Some startups like Nreal have already released augmented reality glasses, yes. But these early rudimentary devices are restricted to a compatible phone and have a very limited understanding of their environment, narrow field of view, and low brightness. They’re not able to offer the more attractive use cases that augmented reality glasses ultimately promise. Meanwhile, Microsoft and Magic Leap have opted for a larger eyeglasses form factor aimed at businesses and government agencies, hoping to eventually miniaturize the technology for consumers.
Mark Zuckerberg’s Meta reportedly originally planned to ship real augmented reality glasses in 2024, but it looks like this device will now just be a developer’s kit for a more advanced consumer model planned for 2027. As of late last year, more than 50% of spending at the Meta goes Reality Labs division into the research and development of augmented reality glasses.
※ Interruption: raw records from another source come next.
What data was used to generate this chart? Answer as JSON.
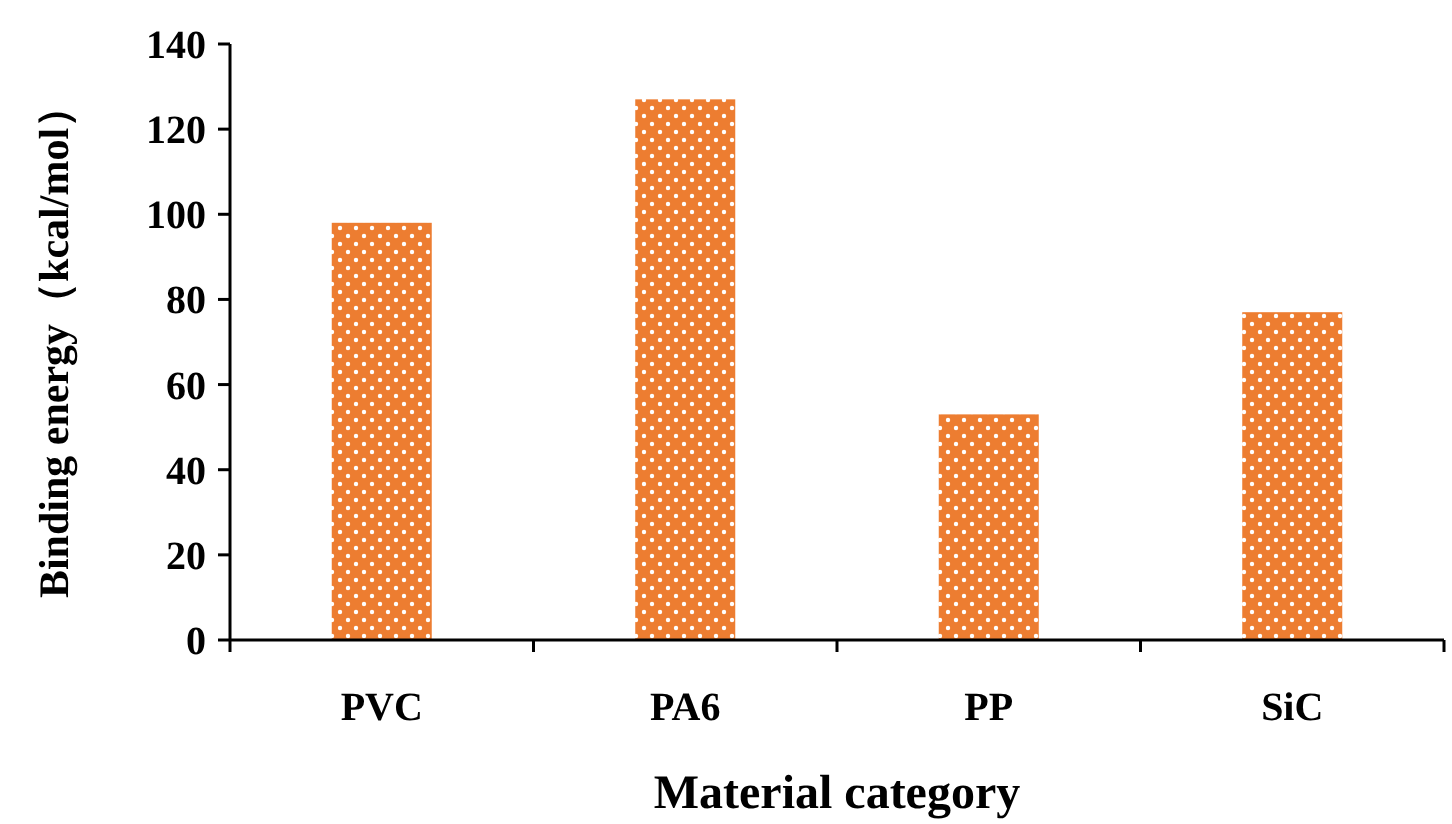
{
  "chart_data": {
    "type": "bar",
    "xlabel": "Material category",
    "ylabel": "Binding energy（kcal/mol）",
    "categories": [
      "PVC",
      "PA6",
      "PP",
      "SiC"
    ],
    "values": [
      98,
      127,
      53,
      77
    ],
    "color": "#ed7d31",
    "ylim": [
      0,
      140
    ],
    "yticks": [
      0,
      20,
      40,
      60,
      80,
      100,
      120,
      140
    ],
    "grid": false
  }
}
However, the permanent delay of glasses isn’t the death knell for augmented reality, at least for indoor use. Long before glasses become possible, it’s likely that headsets like Apple will provide a high-quality AR experience via high-resolution color transit cameras instead. Using a lens-width approach for VR headsets provides a much wider field of view than transparent optics at a lower cost, without the harsh artifacts and other trade-offs that the glasses form factor requires.
Late last month, Apple announced that its annual WWDC conference would take place June 5-9, with a “special in-person experience at Apple Park on June 5.” Gurman first wrote in February that Apple plans to unveil the headset at WWDC23 and has held off. With this claim in the latest reports, supply chain analyst Ming-Chi Kuo seems to agree, writing in a note earlier this week that it’s very likely that the headset will be unveiled at WWDC.